I've always been on here reading threads but never was a member until now.

 

I just want to hear some other peoples opinions and experiences.

 

So I have never been good with relationships, never having a successful one due to me spazzing out and pushing guys away.

 

So I've been really trying to improve myself. Which I personally have been doing very well.

 

I have met this new guy off of POF. We have been talking for about a month. The first 2 weeks we texted a lot, the last 2 weeks we have not due to us both being busy. So we only text a few times within the week. Which I honestly do not mind that. It has kept me from getting too attached too quickly. Since it is still the beginning and not expecting too much. We have hung out every weekend.

 

Now here is want I want an opinion on. I still have my POF account and still regularly get on to see my new messages, so I will not lie about that.
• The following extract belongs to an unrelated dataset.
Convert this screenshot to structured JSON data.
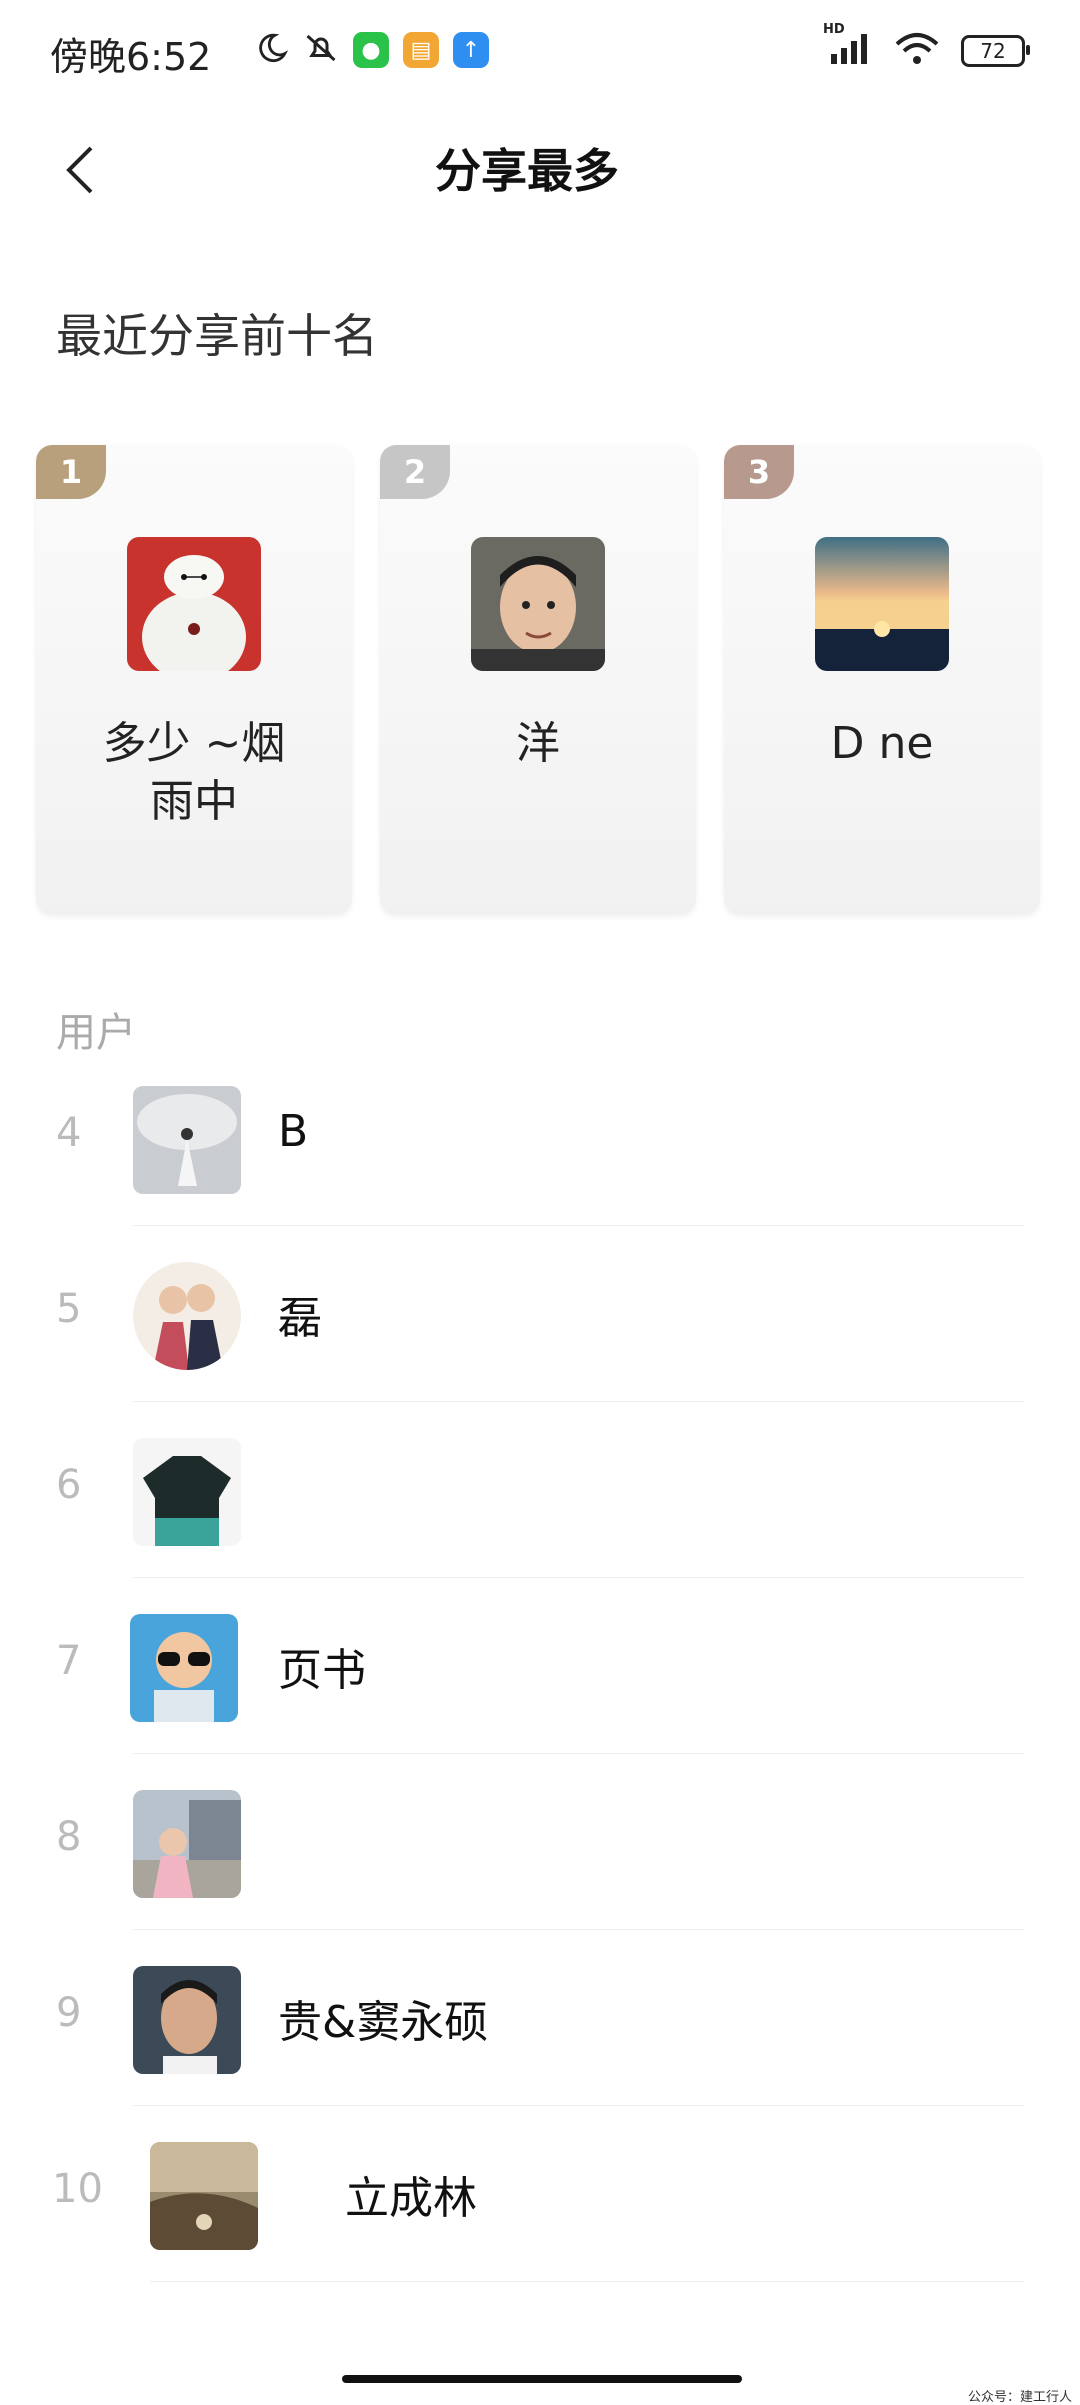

But I do like the guy i'm talking to a lot. Before when I have gotten on POF I noticed the guy i'm talking too hasn't been in a while. Well last night I got on and saw he was online last night. He was also online this morning as well. I'm not totally freaking out since I do get on myself to keep my options open. But I'm into the guy i'm talking to, and I know guys tend to be different.

 

We have not talk about going exclusive, we just talked about how we are going to continue talking with our busy schedules, and if it comes a point we no longer want to talk, then we will bluntly tell one another.

 

So as of now should I not really worry about the guy getting on POF? Like I said I still get on mine but men think different. And I used to have a tendency of spazzing out and expecting too much to early.

 

So I feel him staying off POF after only a month of talking would be expecting too much. Does that seem like the right way of thinking?

 

Thanks

Posted
I'm not totally freaking out since I do get on myself to keep my options open. But I'm into the guy i'm talking to, and I know guys tend to be different.

 

You're keeping your options open. I'm guessing he's doing the same.

  • Author
Posted

Can it still blossom into a relationship thou?

Posted

Do you want it to blossom into a relationship?

 

If you do stay off POF. When he sees that you stopped, maybe he will.

 

When you are ready to talk about it, tel him you cancelled your account & you want to know where you stand.

Posted
So as of now should I not really worry about the guy getting on POF? Like I said I still get on mine but men think different. And I used to have a tendency of spazzing out and expecting too much to early.

 

First, what do you mean mean think different? You regularly check for messages, yet you expect him not to? Maybe that's what you mean by men think different, that it's okay for you to keep your options open, but not him.

 

Second, you are spazzing out once again. You haven't talked about being exclusive, even though you guys text for a month, and have "hung out" each weekend of the month, yet expect this guy to read your mind and emotions that he shouldn't be keeping his options open.

  • Author
Posted

Thank you guys for your replies!!!

 

I just need to check myself.

 

And take a step back!

 

No need to fret over this with just a month long causal relationship with a guy.

 

I'll just have I wait and see what happens.